Like Thackeray, Alfred Crowquill (pseudonym for Alfred Henry Forrester) has his place in the prehistory of comics thanks to an 1849 booklet entitled A Goodnatured Hint about California, a satire of the California gold rush. Besides publishing a successful series of illustrated fairy tales, Crowquill collaborated with several magazines of the time, Punch among them.

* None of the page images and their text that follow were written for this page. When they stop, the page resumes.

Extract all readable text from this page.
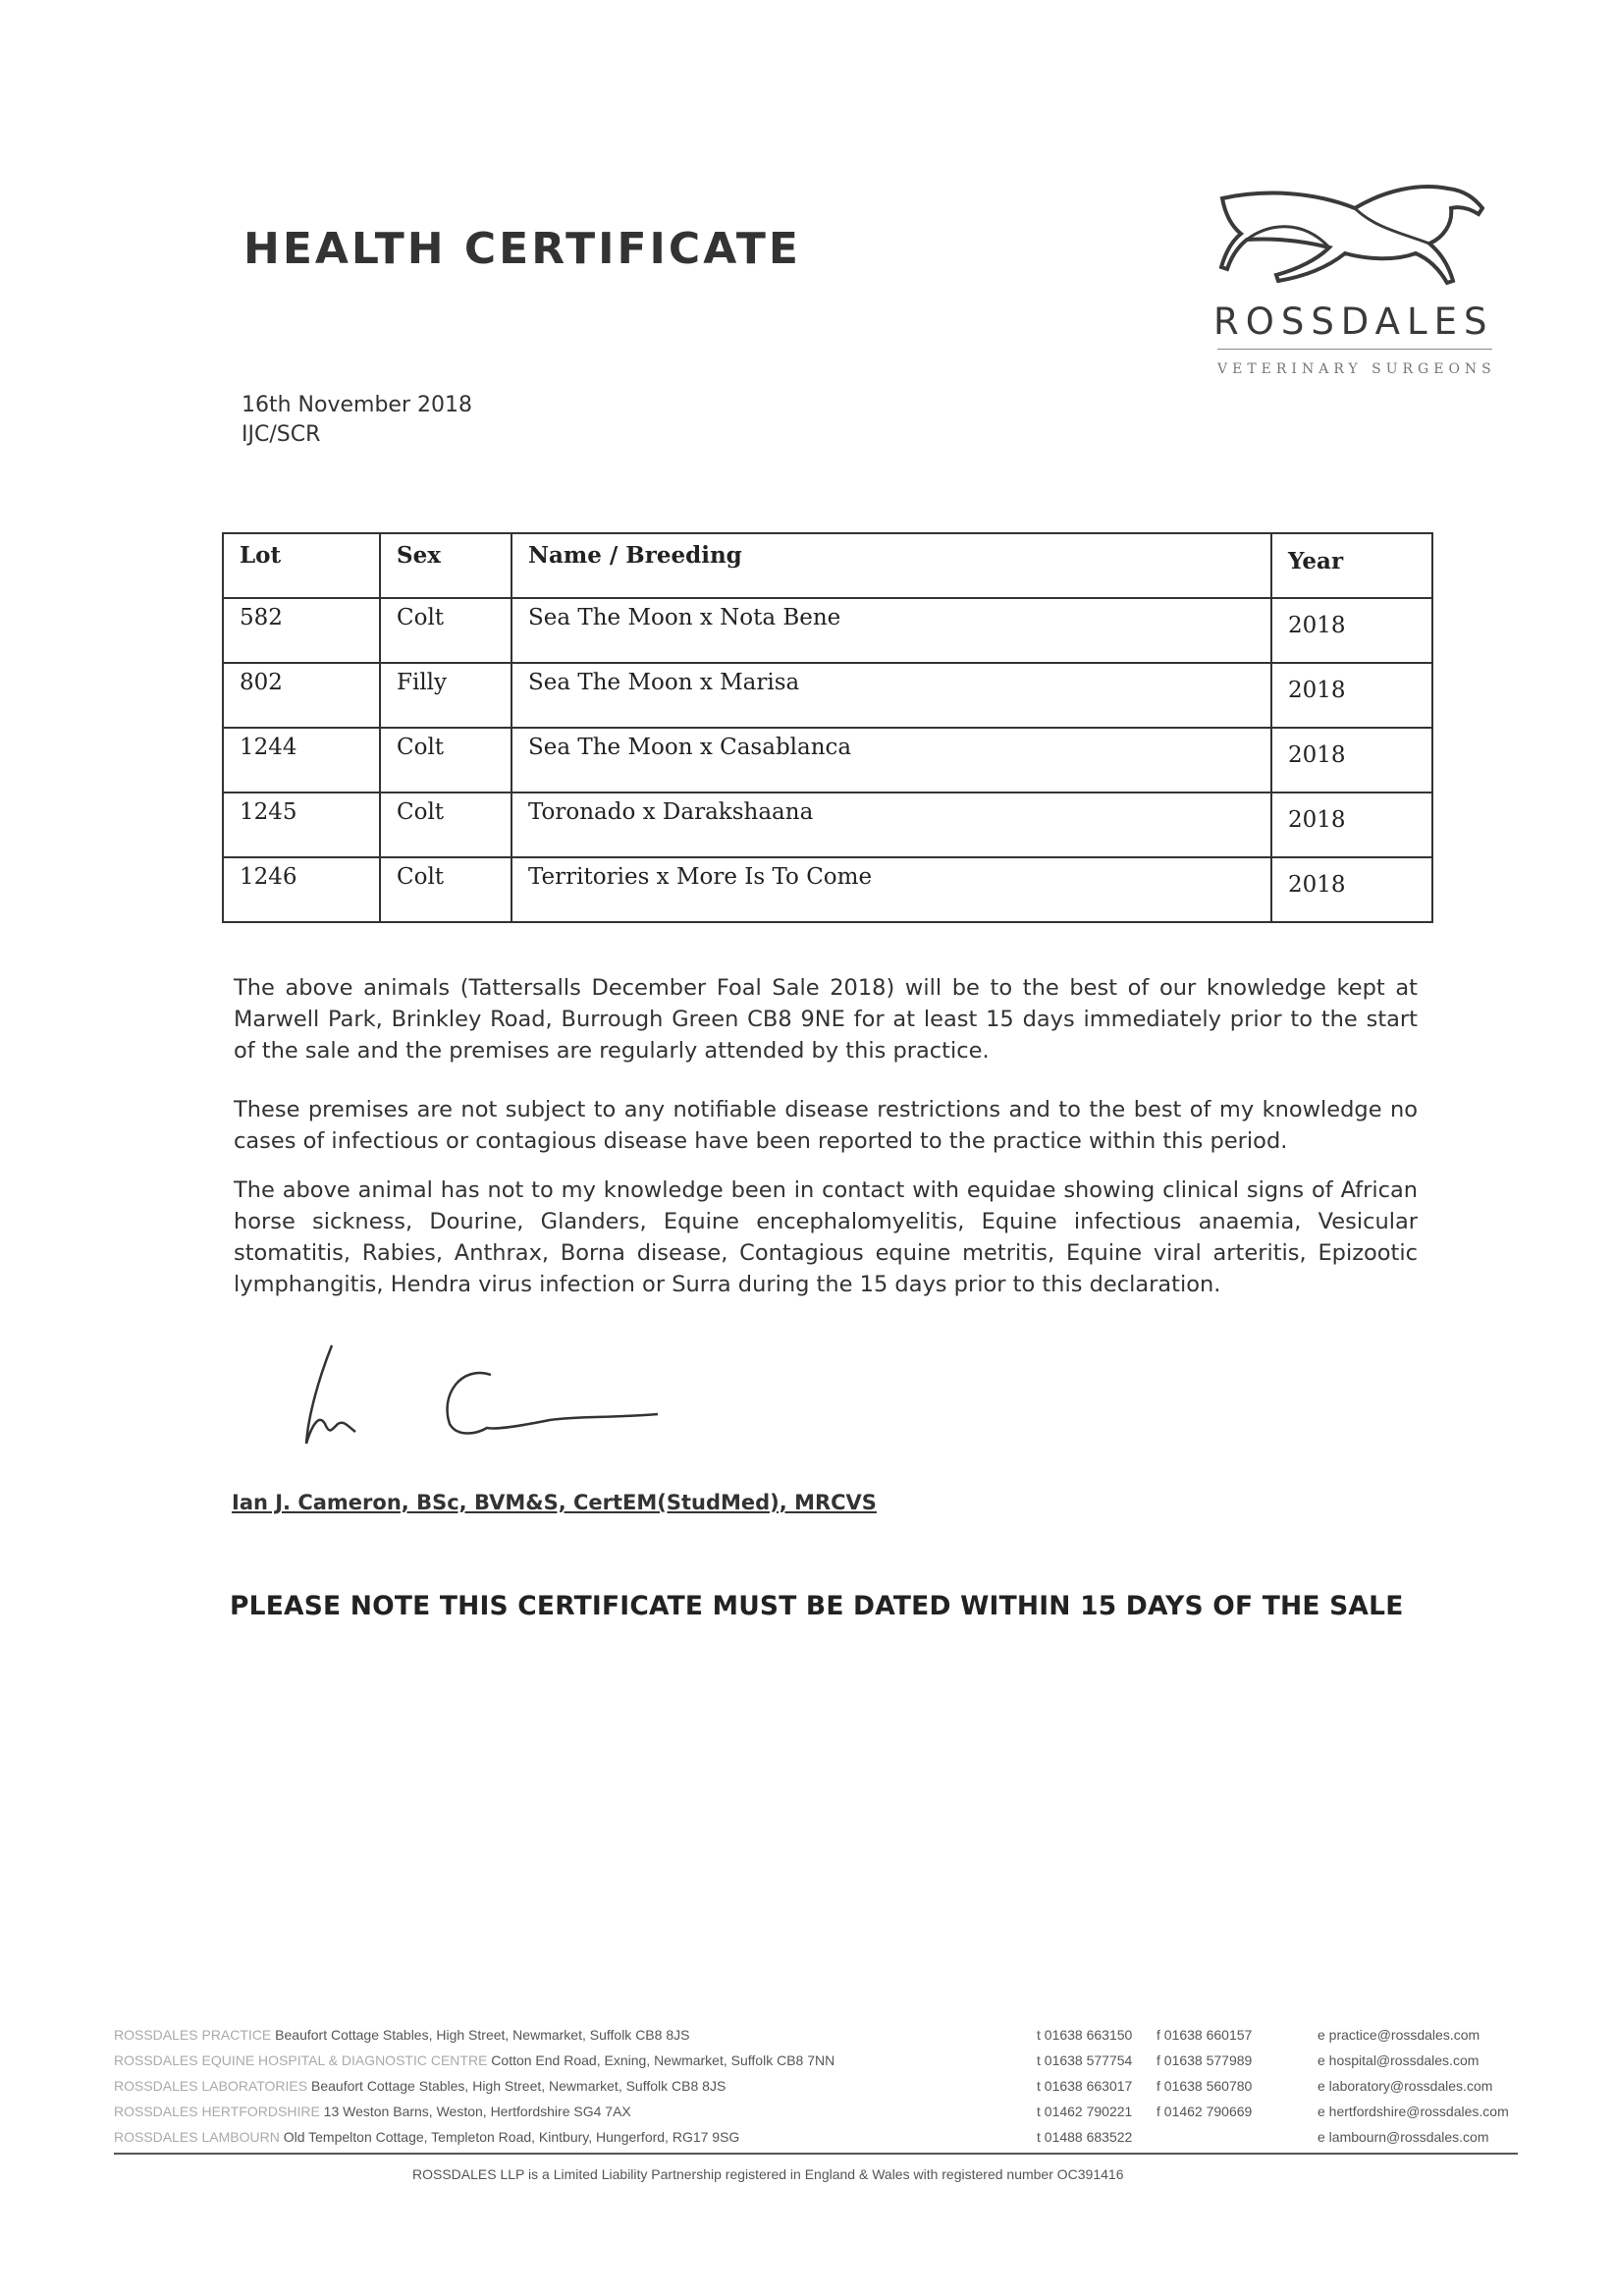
HEALTH CERTIFICATE
ROSSDALES
VETERINARY SURGEONS
16th November 2018
IJC/SCR
Lot	Sex	Name / Breeding	Year
582	Colt	Sea The Moon x Nota Bene	2018
802	Filly	Sea The Moon x Marisa	2018
1244	Colt	Sea The Moon x Casablanca	2018
1245	Colt	Toronado x Darakshaana	2018
1246	Colt	Territories x More Is To Come	2018
The above animals (Tattersalls December Foal Sale 2018) will be to the best of our knowledge kept at Marwell Park, Brinkley Road, Burrough Green CB8 9NE for at least 15 days immediately prior to the start of the sale and the premises are regularly attended by this practice.
These premises are not subject to any notifiable disease restrictions and to the best of my knowledge no cases of infectious or contagious disease have been reported to the practice within this period.
The above animal has not to my knowledge been in contact with equidae showing clinical signs of African horse sickness, Dourine, Glanders, Equine encephalomyelitis, Equine infectious anaemia, Vesicular stomatitis, Rabies, Anthrax, Borna disease, Contagious equine metritis, Equine viral arteritis, Epizootic lymphangitis, Hendra virus infection or Surra during the 15 days prior to this declaration.
Ian J. Cameron, BSc, BVM&S, CertEM(StudMed), MRCVS
PLEASE NOTE THIS CERTIFICATE MUST BE DATED WITHIN 15 DAYS OF THE SALE
ROSSDALES PRACTICE Beaufort Cottage Stables, High Street, Newmarket, Suffolk CB8 8JS	t 01638 663150 f 01638 660157	e practice@rossdales.com
ROSSDALES EQUINE HOSPITAL & DIAGNOSTIC CENTRE Cotton End Road, Exning, Newmarket, Suffolk CB8 7NN	t 01638 577754 f 01638 577989	e hospital@rossdales.com
ROSSDALES LABORATORIES Beaufort Cottage Stables, High Street, Newmarket, Suffolk CB8 8JS	t 01638 663017 f 01638 560780	e laboratory@rossdales.com
ROSSDALES HERTFORDSHIRE 13 Weston Barns, Weston, Hertfordshire SG4 7AX	t 01462 790221 f 01462 790669	e hertfordshire@rossdales.com
ROSSDALES LAMBOURN Old Tempelton Cottage, Templeton Road, Kintbury, Hungerford, RG17 9SG	t 01488 683522	e lambourn@rossdales.com
ROSSDALES LLP is a Limited Liability Partnership registered in England & Wales with registered number OC391416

One of his special interests was the pantomime, a shown by another proto-comic he published in 1849, Pantomime, to be Played as it Was, Is, and Will Be, at Home (also available in at Coconino World). For some years, he produced “designs, devices and effects” for pantomimes, and he drew a number of “pantomimic extravaganzas” for the magazines. Among these, “The Christmas Pantomimes,” for The Illustrated London News of 31 December 1842 (pp. 536-37) is available from the Victorian Web under the title Alfred Crowquill’s Limericks for Eight London Pantomimes. Useless to say, the eight poems have nothing at all to do with the limerick, they consist of short poems in couplets, each with its own caricature illustration:
While dictionaries normally define it as “rhymed nonsense poem consisting of five lines,” it is clear that the word “limerick” is losing its specificity and for many people does no longer refer to the five-line nonsense poem popularized by Edward Lear; I would suggest that its current meanings are two:
- For most people, a short humorous poem with sexual innuendo;
- For scholars, a short 19th-century humorous poem accompanied by a caricatural drawing.
Nothing remains of the original nonsense connotation, except the humour, though it must be admitted that defining “nonsense” is not easy, and the “five” has become a generic “short.”
There are some great steel engravings in old copies of the ILlustrated London News. I’ve put some of them on my Lewis Carroll blog http://www.jabberwock.co.uk/blog – look thru archives! Jenny
Mostly in America, the term limerick is casually mis-used to describe any aphorism, ditty, short verse or even caption or sub-title almost! We must guard against this at all costs. The term has a defined meaning and, like the verse itself, it must remain true and unique to the form.